Был спрос — было и предложение. Много интеллектуалов, которые лишились своих уехавших в Сен-Жермен покровителей, должны были заботиться о пропитании, и массовый спрос на памфлеты давал такую возможность. «Тогда можно было жить своим пером. Одна из характерных черт первой Фронды, — отмечает Г. Каррье, — появление значительного числа памфлетов, не исходивших от какой-либо "партии" или клана, выражавших не мнение какого-либо гранда, но частное мнение их авторов»[804].
Но это «частное мнение» авторы должны были приноравливать ко вкусам читателей. Гарантированный сбыт был обеспечен брошюрам с изобличениями Мазарини, часто выдержанным в грубом, низкопробном стиле, наполненным абсурдными измышлениями, которые создали мазаринадам их нелестную репутацию в глазах потомства.
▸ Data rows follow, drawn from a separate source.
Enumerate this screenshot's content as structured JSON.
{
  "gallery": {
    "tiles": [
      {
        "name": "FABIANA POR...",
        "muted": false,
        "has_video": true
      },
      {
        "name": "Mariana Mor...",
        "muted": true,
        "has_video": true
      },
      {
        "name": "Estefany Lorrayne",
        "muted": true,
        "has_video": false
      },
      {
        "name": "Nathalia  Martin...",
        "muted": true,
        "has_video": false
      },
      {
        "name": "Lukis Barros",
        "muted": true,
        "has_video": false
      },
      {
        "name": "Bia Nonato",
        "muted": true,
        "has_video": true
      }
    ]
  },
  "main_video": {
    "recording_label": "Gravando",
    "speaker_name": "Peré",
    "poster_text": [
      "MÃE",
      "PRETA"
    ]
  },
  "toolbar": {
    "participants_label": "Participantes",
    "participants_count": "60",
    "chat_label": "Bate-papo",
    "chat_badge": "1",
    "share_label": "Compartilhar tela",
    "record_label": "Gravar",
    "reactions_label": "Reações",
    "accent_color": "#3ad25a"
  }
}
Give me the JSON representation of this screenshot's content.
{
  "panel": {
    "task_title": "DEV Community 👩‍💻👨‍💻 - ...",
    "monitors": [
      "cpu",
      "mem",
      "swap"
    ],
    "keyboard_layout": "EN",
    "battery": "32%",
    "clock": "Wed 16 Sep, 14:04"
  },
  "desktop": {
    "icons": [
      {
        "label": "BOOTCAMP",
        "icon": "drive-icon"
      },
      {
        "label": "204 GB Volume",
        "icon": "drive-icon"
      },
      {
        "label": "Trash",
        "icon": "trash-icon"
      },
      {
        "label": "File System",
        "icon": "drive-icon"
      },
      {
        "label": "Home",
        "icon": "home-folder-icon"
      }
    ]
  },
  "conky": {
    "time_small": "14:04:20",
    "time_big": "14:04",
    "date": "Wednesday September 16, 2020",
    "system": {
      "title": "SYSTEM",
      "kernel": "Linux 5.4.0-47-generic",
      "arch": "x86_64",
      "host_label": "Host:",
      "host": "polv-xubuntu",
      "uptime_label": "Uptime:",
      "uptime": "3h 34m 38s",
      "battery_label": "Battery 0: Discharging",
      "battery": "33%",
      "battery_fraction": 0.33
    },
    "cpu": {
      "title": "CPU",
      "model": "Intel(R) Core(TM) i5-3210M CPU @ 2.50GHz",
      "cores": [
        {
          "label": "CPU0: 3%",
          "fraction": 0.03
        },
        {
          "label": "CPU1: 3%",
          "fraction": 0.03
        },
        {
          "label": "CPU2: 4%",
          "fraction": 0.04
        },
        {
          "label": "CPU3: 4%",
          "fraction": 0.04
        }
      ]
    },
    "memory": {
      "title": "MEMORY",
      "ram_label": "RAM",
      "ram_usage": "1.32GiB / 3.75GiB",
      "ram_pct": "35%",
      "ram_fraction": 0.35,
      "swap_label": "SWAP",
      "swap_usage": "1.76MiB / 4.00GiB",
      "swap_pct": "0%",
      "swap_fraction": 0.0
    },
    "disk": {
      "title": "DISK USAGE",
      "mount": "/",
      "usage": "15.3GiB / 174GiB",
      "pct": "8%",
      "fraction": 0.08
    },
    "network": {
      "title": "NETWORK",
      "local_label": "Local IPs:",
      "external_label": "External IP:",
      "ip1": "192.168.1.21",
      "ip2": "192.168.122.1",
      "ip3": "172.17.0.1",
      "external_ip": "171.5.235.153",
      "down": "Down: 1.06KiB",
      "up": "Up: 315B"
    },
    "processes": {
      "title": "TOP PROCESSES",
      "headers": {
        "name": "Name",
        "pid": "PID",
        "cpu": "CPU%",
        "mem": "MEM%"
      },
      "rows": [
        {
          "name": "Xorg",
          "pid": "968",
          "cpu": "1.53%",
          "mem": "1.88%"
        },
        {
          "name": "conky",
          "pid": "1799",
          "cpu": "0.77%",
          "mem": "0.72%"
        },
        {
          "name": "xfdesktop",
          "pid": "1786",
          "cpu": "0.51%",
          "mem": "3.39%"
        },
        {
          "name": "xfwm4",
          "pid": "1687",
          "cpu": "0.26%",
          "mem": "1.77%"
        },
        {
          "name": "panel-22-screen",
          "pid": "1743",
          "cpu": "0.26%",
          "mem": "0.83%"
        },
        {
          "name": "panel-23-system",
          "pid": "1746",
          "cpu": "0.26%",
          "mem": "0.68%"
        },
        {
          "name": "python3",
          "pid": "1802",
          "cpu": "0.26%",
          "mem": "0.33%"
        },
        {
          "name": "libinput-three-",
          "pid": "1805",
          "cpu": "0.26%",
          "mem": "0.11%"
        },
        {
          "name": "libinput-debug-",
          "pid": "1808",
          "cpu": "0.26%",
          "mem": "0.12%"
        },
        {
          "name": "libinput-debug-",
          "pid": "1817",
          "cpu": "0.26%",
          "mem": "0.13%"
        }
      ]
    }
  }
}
Среди исключений: блестящие сатирические стихи Сирано де Бержерака «Погибший министр», где, помимо обвинений в адрес кардинала (достаточно банальных), дана яркая картина бедствий осажденного Парижа[805].
Другая особенность публицистики Парижской войны — великое множество стихов, от коротких эпиграмм до целых стихотворных хроник, написанных в шуточной («бурлескной») манере. Гражданская война только начиналась, и вступившие в нее парижане не утратили задора и веселья людей, уверенных в скорой победе своего правого дела. Они шутили не только над врагом, но и над собой: над неумелостью городской милиции, над нерешительностью генералов… К концу Фронды стихотворных памфлетов станет гораздо меньше: публицистика будет основательнее, радикальнее, но эта первая веселость окажется утраченной.
Что же касается вклада серьезных мазаринад в развитие политической теории, то последняя во время Парижской войны в целом не выходила за рамки сложившейся парламентской идеологии. Монархический принцип оставался незыблемым, чему способствовала ситуация регентства: парламент воевал не против короля, но против министра. Фактическая свобода печати делала возможным публичное высказывание экстравагантных суждений, но даже в этой обстановке настоящих республиканских памфлетов так и не появилось.
Глава VIII. Потеря лица
Потеря лица
Сен-Жерменский мир был заключен на вполне достойных для парламента условиях. Он получил спокойное, почетное положение авторитетного хранителя законности. Отныне и до самого конца Фронды правительство, несмотря на всю нужду в деньгах, не будет даже пытаться продвигать через парламент, как и через другие верховные палаты, новые фискальные эдикты методом королевских заседаний — было ясно, что из этого ничего не выйдет. Но за почетное спокойствие пришлось заплатить потерей политической инициативы.